There is a stunned silence from Tani as she sits flabbergasted before her friend. Derrin notices the tavern keeper eyeing them both with enraptured interest in the corner of his eye and makes an effort to lower his voice.
“Well?” He snaps again. “What do you have to say?”
After a very uncomfortable few moments, Tani looks at him sheepishly before lowering her eyes. “Fine.” She grumbles. “I’ll be nice.”
Leaning back in his chair, Derrin sighs in relief. “Good.” He responds curtly. “Now, You should go to bed, you’ll be needing your rest if you’re to be our last defense against the fae in town.”
“What?!” Tani sputters, half in disbelief and half in rage. “You’re kidding me?”
“I’m dead serious, Tani.

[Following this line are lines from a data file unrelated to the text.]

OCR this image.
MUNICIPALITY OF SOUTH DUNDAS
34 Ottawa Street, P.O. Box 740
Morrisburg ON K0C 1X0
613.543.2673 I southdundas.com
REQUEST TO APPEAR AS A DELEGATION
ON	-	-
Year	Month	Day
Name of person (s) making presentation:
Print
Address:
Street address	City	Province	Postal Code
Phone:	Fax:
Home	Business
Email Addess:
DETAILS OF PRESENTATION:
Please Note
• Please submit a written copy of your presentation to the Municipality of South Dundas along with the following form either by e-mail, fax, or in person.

I know you could duel circles around the four of them but if we don’t make it we’ll need someone to protect the townsfolk.”
“Shouldn’t that be your job, priest?” She snarls.
“There are plenty enough clerics in the town to attend to the towns folk but not nearly enough of them are trained for battle.”
Tani lets out a long, and needlessly loud groan. “Alright, alright. I’ll do it.” She concedes finally but there’s a small smile on her face, now. “Gods, I suppose I should be ashamed right now that you lecturing me is another turn on?”
“Tani.” Derrin responds, tone flat.
Grinning widely, whilst wiggling her eyebrows, the young merchant stands up from her seat. “Well, I have a long hard day of doing nothing ahead of me, so as you say, I best be prepared. Good night, old friend.”
“Goodnight, Tani.” Derrin replies, his voice soft again.
As she is about to exit the tavern, she turns on her heels to shout back to the cleric. “And you better not die, you hear me? We still have a shit-tonne of adventuring to do before we cark it!”
“I won’t.” He calls back, a small smile on his lips.
Tani nods her head in approval then vanishes into the night beyond.